Dahulu pada tahun 1815, sebuah gunung berapi di Pulau Sumbawa, Nusa Tenggara Barat, meletus, menjadikannya salah satu bencana alam terbesar yang pernah tercatat dalam sejarah Indonesia. Akibat yang ditimbulkannya tidak hanya di Indonesia, namun juga di beberapa tempat di belahan bumi lain.
Tambora, yang meletus pertama kali pada April 1815, merupakan sebuah gunung berapi aktif yang terletak di antara dua wilayah kerajaan besar di pulau Sumbawa. Nusantara yang pada saat itu masih berada dalam masa transisi (interregnum) pemerintahan Inggris di bawah Letnan Gubenur Th. S. Raffles ke pemerintahan India Belanda, semula menduga bahwa suara yang dihasilkan akibat letusan Tambora tersebut merupakan suara letusan-letusan meriam yang dikirim sebagai bentuk penyerangan. Karenanya, sejumlah detasemen pasukan dikirim dari Yogyakarta ke pos-pos keamanan terdekat sebagai bentuk perlindungan.
Letusan Tambora juga terdengar hingga ke Makassar, menimbulkan dugaan bagi pemerintah setempat bahwa terjadi serangan bajak laut dari arah laut selatan (Laut Flores) sehingga satu detasemen pasukan pun dikirim ke laut untuk melindungi kota.
Letusan Tambora yang terjadi sepanjang tahun terhitung April 1815 tersebut mengakibatkan dua kerajaan besar yang terletak di lereng-lerengnya musnah tertimbun lahar.

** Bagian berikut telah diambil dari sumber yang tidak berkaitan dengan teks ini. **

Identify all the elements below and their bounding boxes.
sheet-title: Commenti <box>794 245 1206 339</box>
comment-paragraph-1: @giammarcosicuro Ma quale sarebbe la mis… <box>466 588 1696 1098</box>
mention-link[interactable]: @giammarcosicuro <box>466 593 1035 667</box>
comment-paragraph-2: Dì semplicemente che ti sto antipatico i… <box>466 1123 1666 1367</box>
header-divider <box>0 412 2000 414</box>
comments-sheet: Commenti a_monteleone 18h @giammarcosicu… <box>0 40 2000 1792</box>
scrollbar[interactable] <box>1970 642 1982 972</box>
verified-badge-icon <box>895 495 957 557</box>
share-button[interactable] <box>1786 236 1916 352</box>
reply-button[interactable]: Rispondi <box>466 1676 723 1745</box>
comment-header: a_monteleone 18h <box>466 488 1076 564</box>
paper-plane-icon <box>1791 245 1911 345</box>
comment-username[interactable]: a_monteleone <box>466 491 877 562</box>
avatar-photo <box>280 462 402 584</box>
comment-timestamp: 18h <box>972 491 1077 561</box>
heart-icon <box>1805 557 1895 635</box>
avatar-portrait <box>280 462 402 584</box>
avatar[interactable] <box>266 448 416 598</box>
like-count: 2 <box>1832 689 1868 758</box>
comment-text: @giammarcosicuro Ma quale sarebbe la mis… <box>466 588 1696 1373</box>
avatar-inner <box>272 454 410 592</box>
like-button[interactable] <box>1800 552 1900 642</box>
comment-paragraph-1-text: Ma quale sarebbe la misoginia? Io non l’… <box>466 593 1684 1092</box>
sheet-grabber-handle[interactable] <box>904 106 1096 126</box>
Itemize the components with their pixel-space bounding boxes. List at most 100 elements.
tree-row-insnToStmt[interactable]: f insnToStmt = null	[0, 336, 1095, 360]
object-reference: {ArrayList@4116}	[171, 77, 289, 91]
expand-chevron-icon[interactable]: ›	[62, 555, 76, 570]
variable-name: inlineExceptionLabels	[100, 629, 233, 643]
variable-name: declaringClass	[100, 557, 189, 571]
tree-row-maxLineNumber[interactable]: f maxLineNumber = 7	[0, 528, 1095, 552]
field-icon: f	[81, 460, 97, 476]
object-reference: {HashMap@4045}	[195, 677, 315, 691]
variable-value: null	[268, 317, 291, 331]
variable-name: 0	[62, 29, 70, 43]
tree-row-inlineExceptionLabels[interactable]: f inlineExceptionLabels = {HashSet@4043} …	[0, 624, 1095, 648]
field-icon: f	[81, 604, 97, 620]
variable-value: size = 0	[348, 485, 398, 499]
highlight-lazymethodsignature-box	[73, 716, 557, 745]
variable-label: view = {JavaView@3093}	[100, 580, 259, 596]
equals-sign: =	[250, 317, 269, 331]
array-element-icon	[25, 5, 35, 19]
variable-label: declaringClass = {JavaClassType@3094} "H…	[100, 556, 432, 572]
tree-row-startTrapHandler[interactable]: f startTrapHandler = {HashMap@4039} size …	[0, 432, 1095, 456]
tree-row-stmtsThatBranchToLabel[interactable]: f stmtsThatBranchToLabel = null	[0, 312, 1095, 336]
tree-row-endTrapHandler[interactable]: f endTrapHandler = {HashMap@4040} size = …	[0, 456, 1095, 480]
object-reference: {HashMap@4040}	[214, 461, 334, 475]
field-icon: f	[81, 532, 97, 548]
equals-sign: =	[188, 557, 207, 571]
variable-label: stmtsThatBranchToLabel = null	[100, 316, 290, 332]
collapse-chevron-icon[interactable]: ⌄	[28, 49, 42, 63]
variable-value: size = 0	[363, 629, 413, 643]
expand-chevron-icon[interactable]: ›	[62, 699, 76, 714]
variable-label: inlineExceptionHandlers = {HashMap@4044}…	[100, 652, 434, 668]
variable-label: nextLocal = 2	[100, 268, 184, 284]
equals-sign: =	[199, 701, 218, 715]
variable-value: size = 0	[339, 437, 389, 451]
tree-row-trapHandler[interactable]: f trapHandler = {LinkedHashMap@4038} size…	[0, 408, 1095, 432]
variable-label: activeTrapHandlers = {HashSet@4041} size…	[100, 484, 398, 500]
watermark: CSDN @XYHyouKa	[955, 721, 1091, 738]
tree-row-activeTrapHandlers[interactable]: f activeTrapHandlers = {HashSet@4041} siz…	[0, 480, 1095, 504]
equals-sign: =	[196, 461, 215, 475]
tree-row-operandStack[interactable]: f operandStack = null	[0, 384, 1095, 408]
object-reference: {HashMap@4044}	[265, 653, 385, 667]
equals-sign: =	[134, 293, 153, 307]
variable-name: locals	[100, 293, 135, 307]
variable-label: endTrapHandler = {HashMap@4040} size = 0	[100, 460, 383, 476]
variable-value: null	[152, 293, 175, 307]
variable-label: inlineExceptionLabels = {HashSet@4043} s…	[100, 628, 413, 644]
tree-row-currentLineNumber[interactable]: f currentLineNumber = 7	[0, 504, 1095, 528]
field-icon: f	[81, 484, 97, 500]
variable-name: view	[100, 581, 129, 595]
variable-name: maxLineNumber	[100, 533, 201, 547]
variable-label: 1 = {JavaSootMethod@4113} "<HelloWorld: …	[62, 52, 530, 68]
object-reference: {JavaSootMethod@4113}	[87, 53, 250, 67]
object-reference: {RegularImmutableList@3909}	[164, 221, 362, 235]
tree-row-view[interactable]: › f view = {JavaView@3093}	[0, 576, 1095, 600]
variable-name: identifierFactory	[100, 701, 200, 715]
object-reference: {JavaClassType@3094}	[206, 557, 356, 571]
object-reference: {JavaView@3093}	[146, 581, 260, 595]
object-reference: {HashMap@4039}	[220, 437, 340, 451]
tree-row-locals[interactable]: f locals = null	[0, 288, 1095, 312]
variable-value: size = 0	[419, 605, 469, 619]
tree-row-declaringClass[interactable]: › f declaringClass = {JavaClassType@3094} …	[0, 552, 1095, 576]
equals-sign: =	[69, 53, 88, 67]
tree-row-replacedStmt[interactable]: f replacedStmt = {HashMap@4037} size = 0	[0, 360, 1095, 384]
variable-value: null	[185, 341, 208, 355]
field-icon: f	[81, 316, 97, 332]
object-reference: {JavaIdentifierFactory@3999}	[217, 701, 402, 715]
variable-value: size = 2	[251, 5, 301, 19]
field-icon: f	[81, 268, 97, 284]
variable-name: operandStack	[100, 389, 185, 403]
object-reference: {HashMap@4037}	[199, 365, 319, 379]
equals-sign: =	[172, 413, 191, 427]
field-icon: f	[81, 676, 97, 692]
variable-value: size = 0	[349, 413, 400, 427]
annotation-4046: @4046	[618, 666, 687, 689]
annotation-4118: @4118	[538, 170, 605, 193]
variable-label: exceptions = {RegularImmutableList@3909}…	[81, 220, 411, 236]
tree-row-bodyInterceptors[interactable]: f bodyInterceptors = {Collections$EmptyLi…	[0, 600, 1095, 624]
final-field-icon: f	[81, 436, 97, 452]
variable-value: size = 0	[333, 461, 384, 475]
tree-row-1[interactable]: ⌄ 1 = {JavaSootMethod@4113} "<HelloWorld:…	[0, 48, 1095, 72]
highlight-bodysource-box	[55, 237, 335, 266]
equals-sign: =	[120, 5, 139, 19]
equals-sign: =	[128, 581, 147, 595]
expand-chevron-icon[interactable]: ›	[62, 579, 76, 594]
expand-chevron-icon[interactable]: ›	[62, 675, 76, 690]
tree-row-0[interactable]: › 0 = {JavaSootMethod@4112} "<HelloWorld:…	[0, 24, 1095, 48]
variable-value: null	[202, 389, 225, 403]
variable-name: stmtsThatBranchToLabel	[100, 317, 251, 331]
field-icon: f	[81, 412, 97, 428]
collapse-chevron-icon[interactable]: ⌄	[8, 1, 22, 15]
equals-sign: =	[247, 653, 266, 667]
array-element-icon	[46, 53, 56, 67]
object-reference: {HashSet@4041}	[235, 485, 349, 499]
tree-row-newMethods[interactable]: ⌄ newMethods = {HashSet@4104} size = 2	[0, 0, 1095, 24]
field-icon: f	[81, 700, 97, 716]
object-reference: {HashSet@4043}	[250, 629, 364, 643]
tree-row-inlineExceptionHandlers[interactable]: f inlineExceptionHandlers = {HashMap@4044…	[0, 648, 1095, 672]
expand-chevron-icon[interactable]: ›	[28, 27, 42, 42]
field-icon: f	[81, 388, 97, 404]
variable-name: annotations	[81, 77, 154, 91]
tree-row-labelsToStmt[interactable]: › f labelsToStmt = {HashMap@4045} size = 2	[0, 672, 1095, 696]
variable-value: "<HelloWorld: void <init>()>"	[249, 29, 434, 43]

Kerajaan tersebut adalah Kerajaan Papekat dan Tombura, dua unit politik di pulau Sumbawa yang kini keberadaannya dahulu hanya bisa dibuktikan dari arsip-arsip VOC yang pernah melakukan kontrak dengan Kompeni selama abad ke-17 dan 18 Masehi.
Lebih jauh lagi, letusan Tambora juga memberikan dampak global pada cuaca di negara lain bahkan hingga mencapai Amerika dan Eropa. Banyak tulisan-tulisan yang memberikan bukti bahwa efek letusan gunung yang berada di utara pulau Sumbawa tersebut sampai ke daerah mereka, salah satunya yang ditulis Dr. Keith C. Heidorn, seorang pakar cuaca Amerika, yang juga memberikan sebutan atas efek letusan Tambora sebagai The Year Without Summer.
Tambora sendiri dulunya merupakan sebuah gunung yang berdiri kokoh di sebelah barat laut pulau Sumbawa, dengan ketinggian 4.000 mdpl. Namun seiring dengan meletusnya gunung tersebut secara berkala sejak tahun 1815, ketinggiannya kian menyusut hingga pada 2.851 mdpl. (Lihat juga: Tambora Kehilangan Sepertiga Tubuhnya ).
Meletusnya gunung Tambora yang begitu heboh menginspirasi banyak orang untuk membuat cerita-cerita rakyat yang kemudian diturunkan ke generasi-generasi selanjutnya, juga prosa dengan syair-syair yang indah.
Selain itu, Tambora kini merupakan objek pendakian yang digemari para pendaki gunung lokal maupun mancanegara karena pemandangan yang disuguhkannya sangat indah dan menawan.